Not always: Due to the function “UPPER” an available index on “NACHNAME” will be ignored. And the same happens with the NLS-parameter as well. Internally the NLS_SORT is handled as a function and it is not easy to identify those changes to a session with products like Toad or SQL-Developer as the “explain plan” is using the current session and not the original one.

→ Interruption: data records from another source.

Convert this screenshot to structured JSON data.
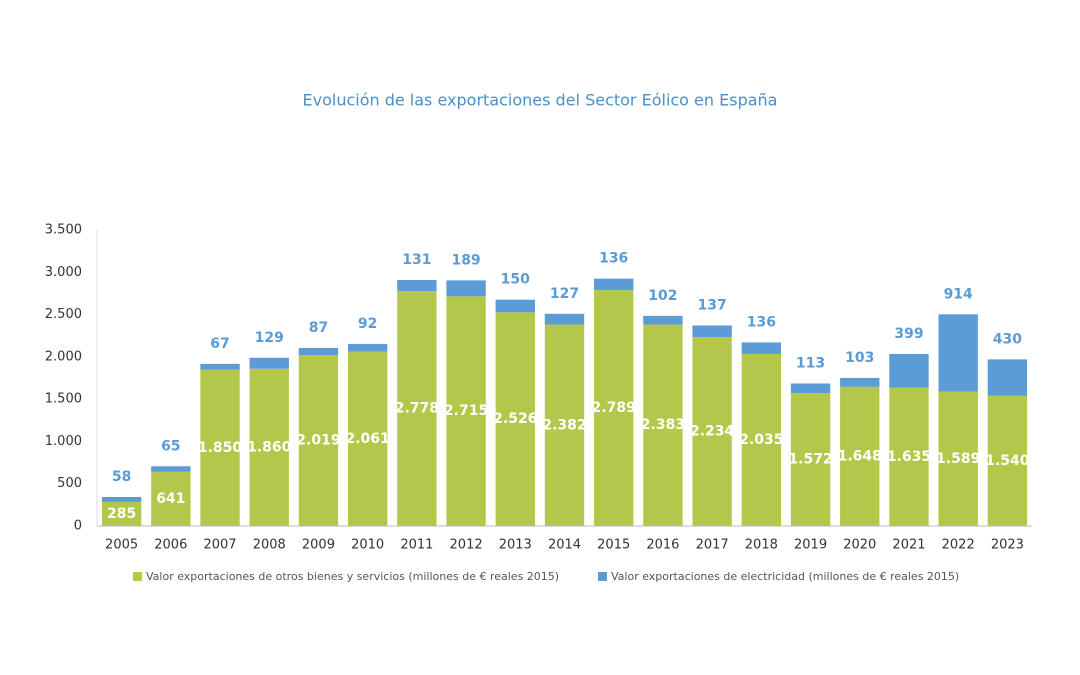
{
  "chart_data": {
    "type": "stacked_bar",
    "title": "Evolución de las exportaciones del Sector Eólico en España",
    "categories": [
      "2005",
      "2006",
      "2007",
      "2008",
      "2009",
      "2010",
      "2011",
      "2012",
      "2013",
      "2014",
      "2015",
      "2016",
      "2017",
      "2018",
      "2019",
      "2020",
      "2021",
      "2022",
      "2023"
    ],
    "series": [
      {
        "name": "Valor exportaciones de otros bienes y servicios (millones de € reales 2015)",
        "color": "#b3c84b",
        "values": [
          285,
          641,
          1850,
          1860,
          2019,
          2061,
          2778,
          2715,
          2526,
          2382,
          2789,
          2383,
          2234,
          2035,
          1572,
          1648,
          1635,
          1589,
          1540
        ],
        "value_labels": [
          "285",
          "641",
          "1.850",
          "1.860",
          "2.019",
          "2.061",
          "2.778",
          "2.715",
          "2.526",
          "2.382",
          "2.789",
          "2.383",
          "2.234",
          "2.035",
          "1.572",
          "1.648",
          "1.635",
          "1.589",
          "1.540"
        ]
      },
      {
        "name": "Valor exportaciones de electricidad (millones de € reales 2015)",
        "color": "#5b9bd6",
        "values": [
          58,
          65,
          67,
          129,
          87,
          92,
          131,
          189,
          150,
          127,
          136,
          102,
          137,
          136,
          113,
          103,
          399,
          914,
          430
        ]
      }
    ],
    "ylim": [
      0,
      3500
    ],
    "yticks": [
      0,
      500,
      {
        "value": 1000,
        "label": "1.000"
      },
      {
        "value": 1500,
        "label": "1.500"
      },
      {
        "value": 2000,
        "label": "2.000"
      },
      {
        "value": 2500,
        "label": "2.500"
      },
      {
        "value": 3000,
        "label": "3.000"
      },
      {
        "value": 3500,
        "label": "3.500"
      }
    ],
    "grid": false
  }
}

Back to the topic: The parameter “XGERMAN_CI” says that the german sort should be used case insensitive (CI).
Column Level Collation
The collation can be handelt on a per column basis in Oracle 12.2 per default like in the following example:
SQL> ALTER TABLE mitarbeiter MODIFY nachname COLLATE XGERMAN_AI; SQL> ALTER TABLE mitarbeiter MODIFY vorname COLLATE XGERMAN_AI; SQL> SELECT persid, vorname, nachname FROM mitarbeiter WHERE nachname like 'Müller' ORDER BY nachname, vorname; PERSID VORNAME NACHNAME ---------- -------------------- -------------------- 100229 Andreas Müller 100720 Anne Muller 100025 Blaine Muller 100483 Carla Müller 100594 Elysee Muller 100242 Gerd müller 101000 Günther Müller
In this example we were using “AI” (accent insensitive) instead of “CI” which leads into the fact that accents are ignored as well. So it doesn’t matter if I search for “Muller” or “Müller” both names are retrieved. But surely the application should know about that.
But what about the special german character “ß”? Now the difference between “GERMAN” and “XGERMAN” comes into play: with “GERMAN” the “ß” is a discrede character (sorted after the “s”) while with “XGERMAN” the “ß” is translated into “ss” like the following example explains:
SQL> SELECT persid, vorname, nachname FROM mitarbeiter WHERE nachname = 'Weiss' ORDER BY nachname, vorname; PERSID VORNAME NACHNAME ---------- -------------------- -------------------- 100645 Randi Weiß 100949 Selina Weiss
And what about indexes?
All indexes created before the change to the column do not know the new function saying that they will be ignored after the change. But for indexes newly created the function will be integrated. So there is no need to manually add function based indexes any longer.
Alternatively you can add a default collation for a table or a schema (ending up in the “case insensitive database”). But that only changes the behaviour for newly created fields (table) or newly created tables (schema). May be I can cover that in a different blog.
At this point it’s time to thank Tim Hall as his Blog “Column-Level Collation and Case-Insensitive Database in Oracle Database 12c Release 2 (12.2)” inspired me to test the functionality in more detail. And the blog shows that british colleagues do like german breweries.
The sorting of Oracle using XGERMAN_CI or just GERMAN isn’t correct, as it doesn’t respect umlauts. Umlauts are used just as a tiebreaker if there isn’t another difference between the sorted values.
Therefore, sorting by familynames ‘Pohl’ and ‘Pöhl’, ‘Pöhl’ as to be sorted later (higher), but if you include the first names like ‘Cindy’ and ‘Karl’, using familyname||firstname (as opposed to familyname, firstname, Cindy comes before Karl.
Is there a way to get this sorting correctly?